Erika Müller prit le temps de refermer le dossier et tout en croisant les mains, posa ses avant-bras dessus pour se rapprocher de sa patiente.
- Ecoutez Léïla, vous avez le syndrome du justicier, vous cherchez à tout maîtriser dans votre vie et vous ne laissez pas la place à l’inattendu. Mais on ne peut pas tout maîtriser. Vous devez accepter la part d’incertitude qui règne dans chaque acte. Si vous cherchez à tout contrôler, le moindre écart à votre programmation peut engendrer un stress. Et la somme de tous ces stresses occasionne un besoin pour votre cerveau de se mettre en repos. Alors oui vous avez plein de névroses, oui vous avez besoin de prouver votre valeur sans doute dû à votre enfance expatriée et au désir inconscient de votre père de voir sa fille réussir, mais je suis désolée de vous dire que vous n’avez pas de psychose.
Léïla resta un moment interdite. En moins de vingt minutes, elle avait réussi à la cerner. Michaël ne s’était pas trompée, elle était douée.
- Ok. Dans un sens ça me rassure. Est-ce que du coup vous pourriez…

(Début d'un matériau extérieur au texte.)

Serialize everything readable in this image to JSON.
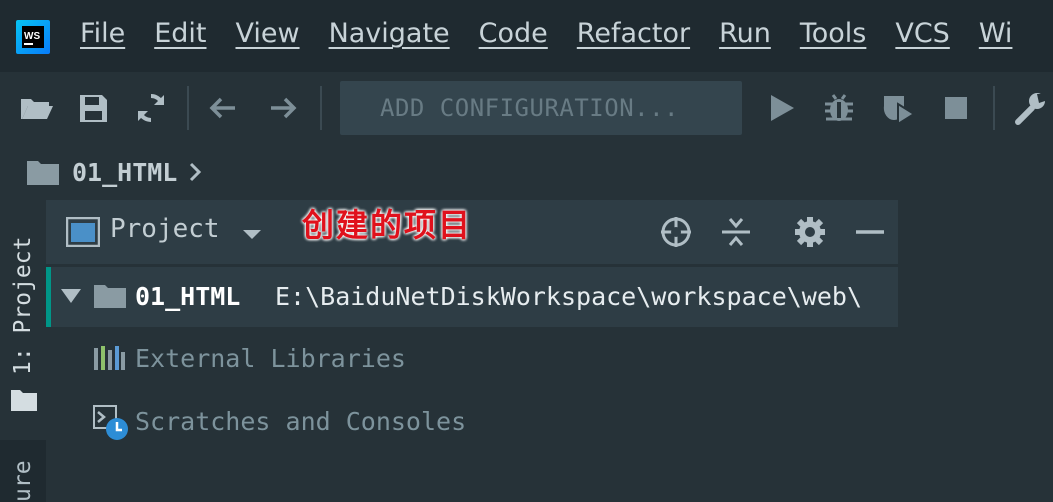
{
  "app": {
    "logo_text": "WS"
  },
  "menu": {
    "items": [
      "File",
      "Edit",
      "View",
      "Navigate",
      "Code",
      "Refactor",
      "Run",
      "Tools",
      "VCS",
      "Wi"
    ]
  },
  "toolbar": {
    "config_label": "ADD CONFIGURATION...",
    "icons": [
      "open-folder-icon",
      "save-icon",
      "sync-icon",
      "back-arrow-icon",
      "forward-arrow-icon",
      "run-icon",
      "debug-icon",
      "coverage-icon",
      "stop-icon",
      "wrench-icon"
    ]
  },
  "breadcrumb": {
    "label": "01_HTML"
  },
  "side_strip": {
    "project_label": "1: Project",
    "structure_label": "ure"
  },
  "panel": {
    "title": "Project",
    "annotation": "创建的项目",
    "tree": [
      {
        "name": "01_HTML",
        "path": "E:\\BaiduNetDiskWorkspace\\workspace\\web\\"
      },
      {
        "name": "External Libraries"
      },
      {
        "name": "Scratches and Consoles"
      }
    ]
  },
  "colors": {
    "background": "#263238",
    "menubar": "#1f2a30",
    "accent": "#009688",
    "annotation": "#e0111c"
  }
}
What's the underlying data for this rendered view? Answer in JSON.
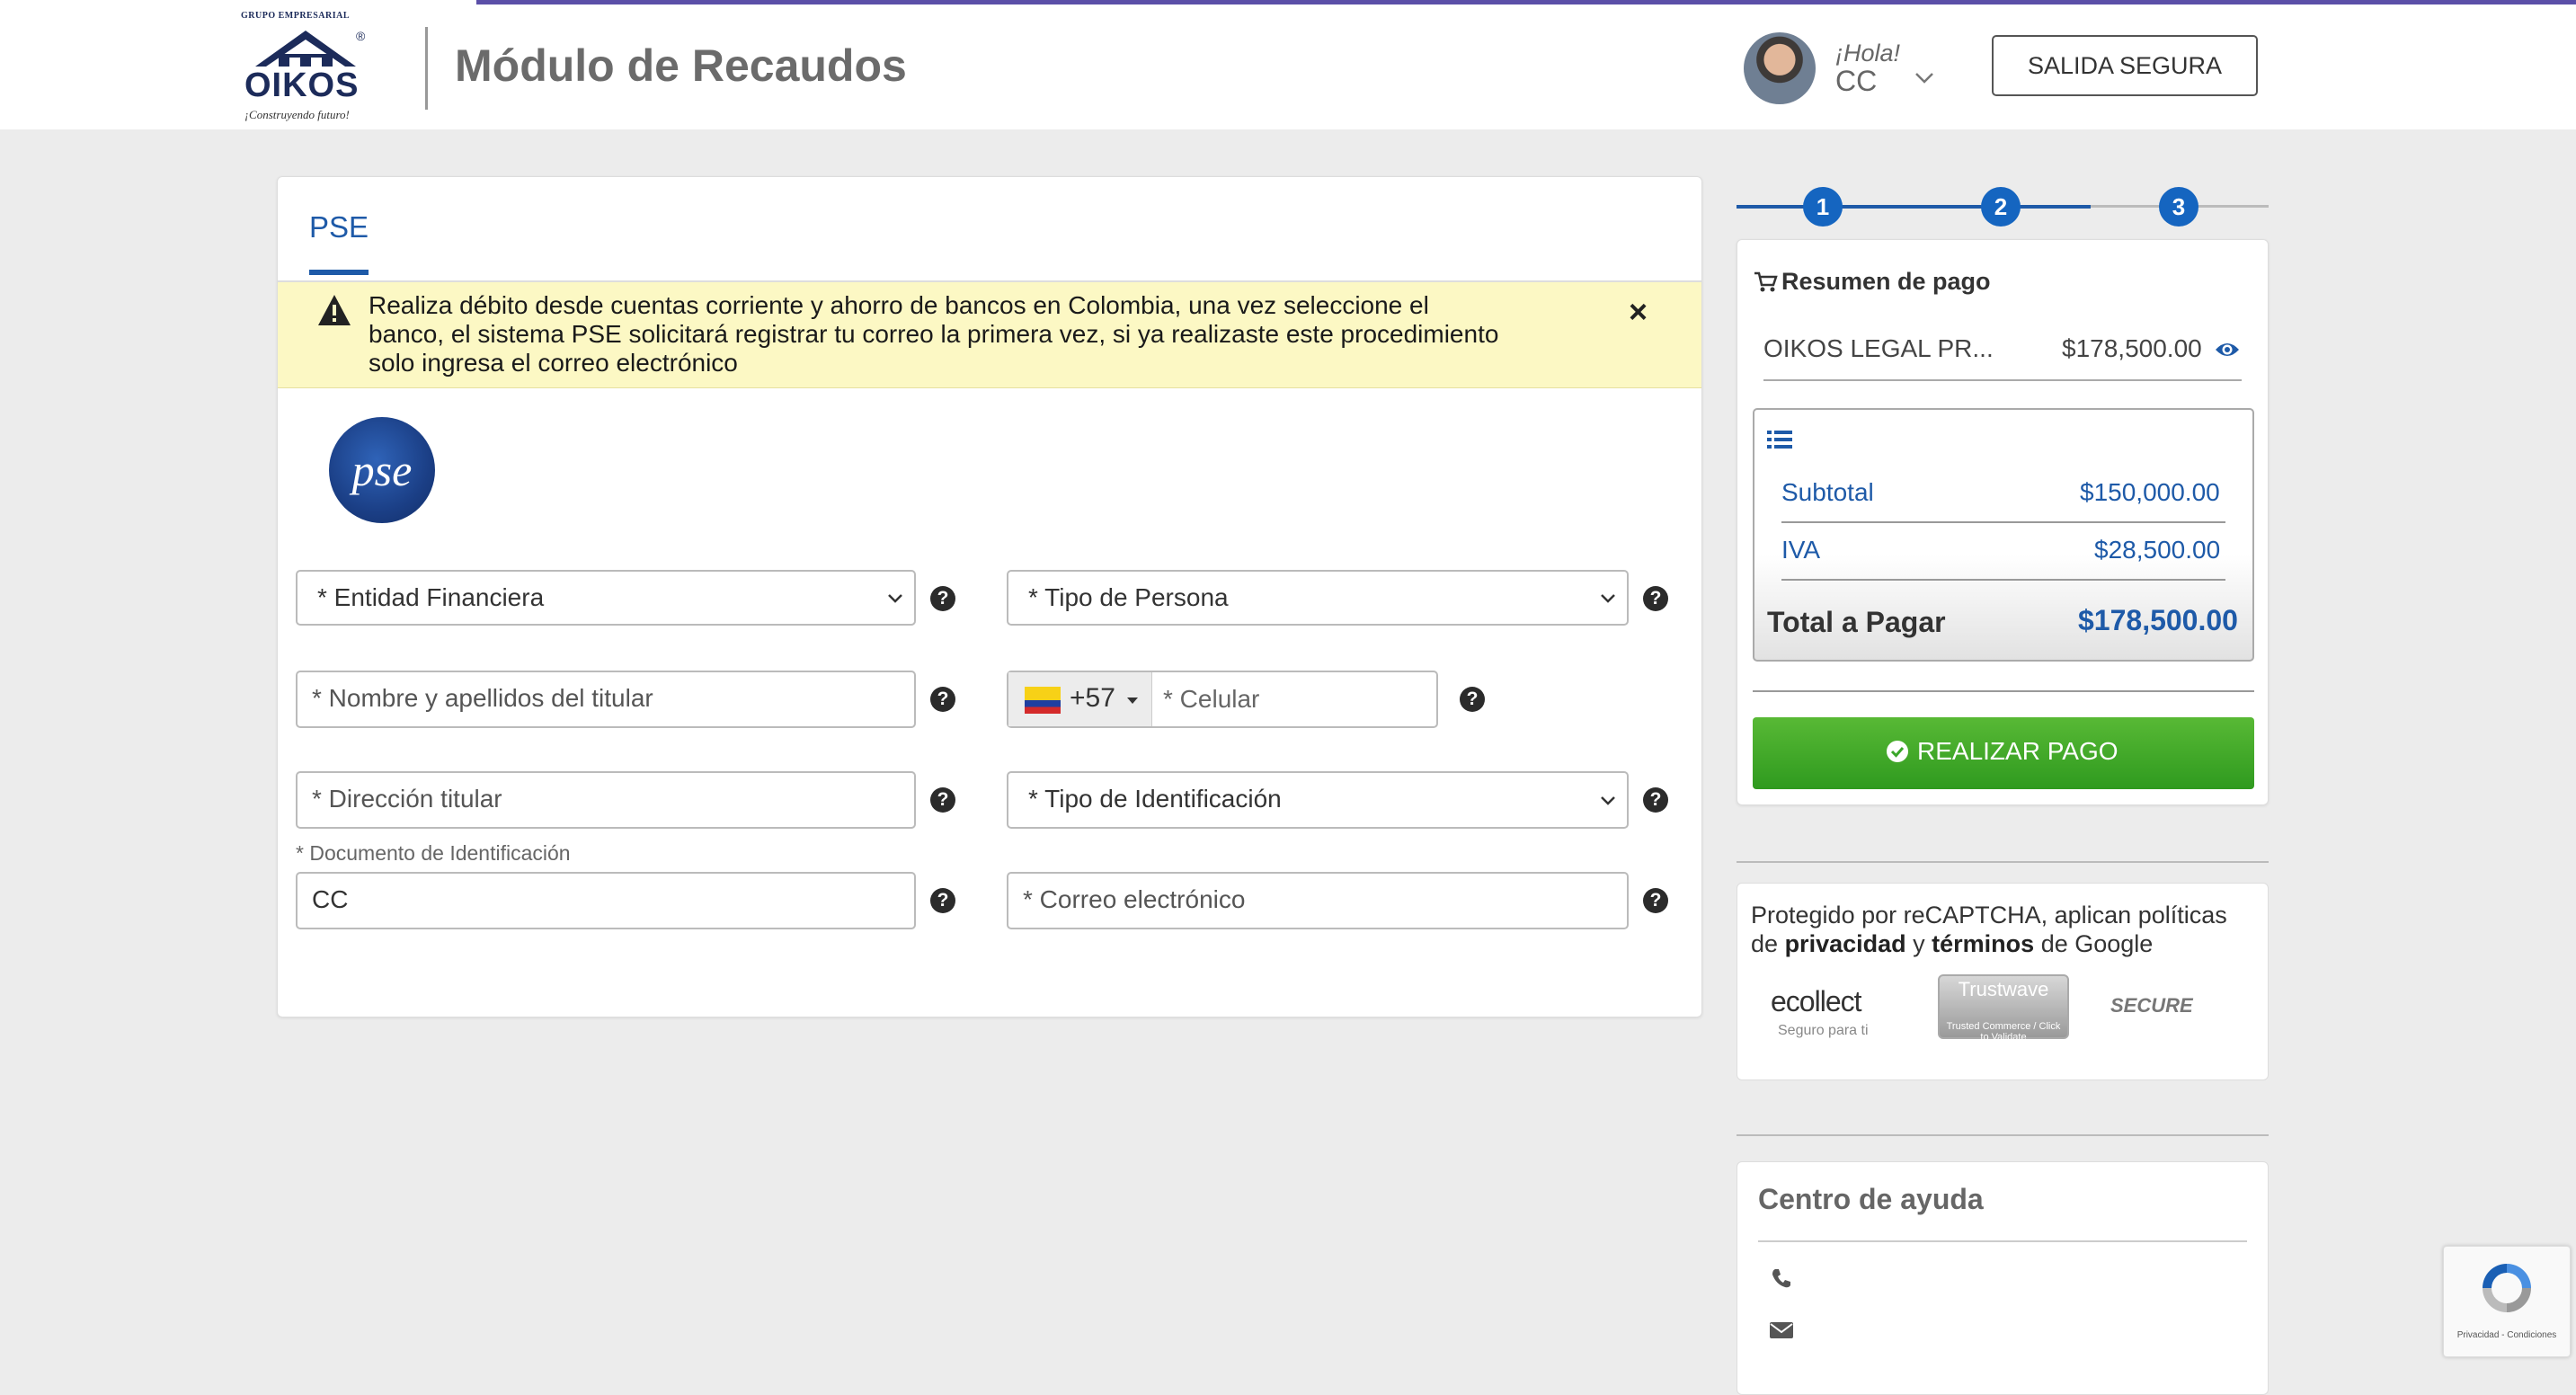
{
  "header": {
    "brand_top": "GRUPO EMPRESARIAL",
    "brand_name": "OIKOS",
    "brand_registered": "®",
    "brand_tagline": "¡Construyendo futuro!",
    "title": "Módulo de Recaudos",
    "greeting": "¡Hola!",
    "user_name": "CC",
    "logout_label": "SALIDA SEGURA"
  },
  "tabs": [
    {
      "label": "PSE"
    }
  ],
  "alert": {
    "text": "Realiza débito desde cuentas corriente y ahorro de bancos en Colombia, una vez seleccione el banco, el sistema PSE solicitará registrar tu correo la primera vez, si ya realizaste este procedimiento solo ingresa el correo electrónico",
    "close_label": "×"
  },
  "pse_logo_text": "pse",
  "form": {
    "entidad_placeholder": "* Entidad Financiera",
    "tipo_persona_placeholder": "* Tipo de Persona",
    "nombre_placeholder": "* Nombre y apellidos del titular",
    "phone_code": "+57",
    "celular_placeholder": "* Celular",
    "direccion_placeholder": "* Dirección titular",
    "tipo_id_placeholder": "* Tipo de Identificación",
    "documento_label": "* Documento de Identificación",
    "documento_value": "CC",
    "correo_placeholder": "* Correo electrónico",
    "help_glyph": "?"
  },
  "steps": [
    "1",
    "2",
    "3"
  ],
  "summary": {
    "title": "Resumen de pago",
    "product_name": "OIKOS LEGAL PR...",
    "product_price": "$178,500.00",
    "subtotal_label": "Subtotal",
    "subtotal_value": "$150,000.00",
    "iva_label": "IVA",
    "iva_value": "$28,500.00",
    "total_label": "Total a Pagar",
    "total_value": "$178,500.00",
    "pay_label": "REALIZAR PAGO"
  },
  "captcha": {
    "line1": "Protegido por reCAPTCHA, aplican políticas",
    "line2_de": "de",
    "privacidad": "privacidad",
    "y": "y",
    "terminos": "términos",
    "de_google": "de Google",
    "ecollect": "ecollect",
    "ecollect_sub": "Seguro para ti",
    "trustwave": "Trustwave",
    "trustwave_sub": "Trusted Commerce / Click to Validate",
    "secure": "SECURE"
  },
  "help_center": {
    "title": "Centro de ayuda"
  },
  "recaptcha_badge": {
    "text": "Privacidad - Condiciones"
  },
  "colors": {
    "accent_blue": "#1e5aa8",
    "pay_green": "#3aa62a",
    "alert_yellow": "#fcf8c4",
    "step_blue": "#1565c0"
  },
  "icons": [
    "warning-icon",
    "close-icon",
    "help-icon",
    "cart-icon",
    "eye-icon",
    "list-icon",
    "check-circle-icon",
    "phone-icon",
    "mail-icon",
    "chevron-down-icon"
  ]
}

- Vous faire un arrêt avant que vous ne pétiez carrément les plombs ? Je vous mets en arrêt pour un mois. J’ajoute un petit anxiolytique. Ce n’est pas à proprement parler un médicament, mais juste un cachet pour vous détendre, c’est de l’homéopathie. Je suis encore en service pendant six mois, si vous avez besoin de revenir pour un nouvel arrêt, repassez me voir.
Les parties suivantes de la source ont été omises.